Philippe Sollers
Par sanieptia le jeudi 9 février 2006, 11:42 - Philippe Sollers - Lien permanent
Une vie divine
Page 42 :
« Faites l'expérience de vous dire sans cesse : j'étais là, je suis là, je serai toujours là, je suis avec moi jusqu'à la fin des temps, le ciel et la terre passeront, mais ma certitude de passera pas. »

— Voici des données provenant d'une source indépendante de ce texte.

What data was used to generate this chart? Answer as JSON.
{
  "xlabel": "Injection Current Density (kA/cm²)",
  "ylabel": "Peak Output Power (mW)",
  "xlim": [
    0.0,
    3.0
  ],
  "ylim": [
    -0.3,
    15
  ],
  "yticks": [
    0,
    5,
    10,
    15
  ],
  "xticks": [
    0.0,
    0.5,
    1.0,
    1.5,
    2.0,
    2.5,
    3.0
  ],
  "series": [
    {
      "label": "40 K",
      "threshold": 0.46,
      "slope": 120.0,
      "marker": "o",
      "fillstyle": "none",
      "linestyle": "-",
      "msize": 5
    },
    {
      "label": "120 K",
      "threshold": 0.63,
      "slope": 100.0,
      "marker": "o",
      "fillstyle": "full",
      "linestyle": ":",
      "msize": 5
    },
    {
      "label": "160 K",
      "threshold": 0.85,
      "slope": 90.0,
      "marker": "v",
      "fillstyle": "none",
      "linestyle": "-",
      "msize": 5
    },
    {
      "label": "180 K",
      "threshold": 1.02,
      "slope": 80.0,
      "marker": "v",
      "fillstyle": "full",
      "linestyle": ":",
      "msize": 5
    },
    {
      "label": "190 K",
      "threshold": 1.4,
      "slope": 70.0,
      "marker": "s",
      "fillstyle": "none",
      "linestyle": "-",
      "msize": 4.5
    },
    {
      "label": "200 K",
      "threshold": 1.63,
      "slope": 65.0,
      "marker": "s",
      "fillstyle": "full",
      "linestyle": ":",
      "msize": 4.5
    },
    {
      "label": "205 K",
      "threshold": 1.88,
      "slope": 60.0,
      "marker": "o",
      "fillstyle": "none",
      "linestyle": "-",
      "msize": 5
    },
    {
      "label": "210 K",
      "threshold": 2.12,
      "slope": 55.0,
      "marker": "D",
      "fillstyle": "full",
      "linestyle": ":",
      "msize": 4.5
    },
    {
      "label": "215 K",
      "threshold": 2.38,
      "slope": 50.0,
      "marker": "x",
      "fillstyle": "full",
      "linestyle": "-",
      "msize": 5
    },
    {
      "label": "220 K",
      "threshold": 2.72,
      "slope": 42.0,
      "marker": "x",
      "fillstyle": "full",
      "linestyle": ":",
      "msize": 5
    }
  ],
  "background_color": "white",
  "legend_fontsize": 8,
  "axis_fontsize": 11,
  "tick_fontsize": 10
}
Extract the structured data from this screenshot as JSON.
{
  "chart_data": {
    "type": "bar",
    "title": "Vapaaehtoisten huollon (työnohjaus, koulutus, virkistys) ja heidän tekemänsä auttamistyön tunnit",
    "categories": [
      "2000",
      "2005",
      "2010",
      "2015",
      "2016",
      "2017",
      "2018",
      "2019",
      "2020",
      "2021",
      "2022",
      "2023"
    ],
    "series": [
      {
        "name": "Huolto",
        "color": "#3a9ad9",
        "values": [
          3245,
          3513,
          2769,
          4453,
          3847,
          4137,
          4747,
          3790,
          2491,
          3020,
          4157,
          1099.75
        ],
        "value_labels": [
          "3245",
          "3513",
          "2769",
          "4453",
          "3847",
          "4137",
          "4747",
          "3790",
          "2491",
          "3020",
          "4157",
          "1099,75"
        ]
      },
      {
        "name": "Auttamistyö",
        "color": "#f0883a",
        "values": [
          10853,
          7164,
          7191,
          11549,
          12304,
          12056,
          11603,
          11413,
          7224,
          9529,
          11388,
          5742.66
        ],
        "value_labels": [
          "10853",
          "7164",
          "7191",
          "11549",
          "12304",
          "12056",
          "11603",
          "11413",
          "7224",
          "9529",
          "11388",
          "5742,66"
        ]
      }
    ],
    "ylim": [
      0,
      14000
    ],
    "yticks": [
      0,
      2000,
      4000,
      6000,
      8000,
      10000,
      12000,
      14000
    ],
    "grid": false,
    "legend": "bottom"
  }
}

Cela ne veut pas dire grand-chose pour moi. Par contre, pour lui, ça a l'air de marcher. Ecoutez la suite :
« Le résultat est terrifiant ou comique. A moins de prendre tout ça à la légère, sur la pointe des pieds, de marcher sur l'eau, de voler. Regardez : j'ai l'air d'un boeuf mais je plane, je suis une mouette, un faucon, un héron. Ma vie est dans les fleurs, les marais, les vignes, les vagues. Je migre, je transmigre, je me réincarne au jugé. On m'enterre, je ressuscite ; on m'incinère, mes atomes persistent et se recomposent un peu plus loin. Dans le monde humain, il m'arrive d'attendre longtemps avant de me reconnaître. J'ai des rêves, des attaques, des pressentiments, je fais des rencontres, je suis bien obligé d'admettre que je suis un autre, et soudain me revoilà, c'est plus fort que moi. Ici, il faut que je parle doucement à mi-voix, comme quelqu'un qui a peur de réveiller des gens qui dorment et qu'il aime. »
C'est beau, non ?
« et soudain me revoilà, c'est plus fort que moi. »
S'harmoniser avec ce plus fort que soi...
C'est une des clés du bonheur - peut-être la principale.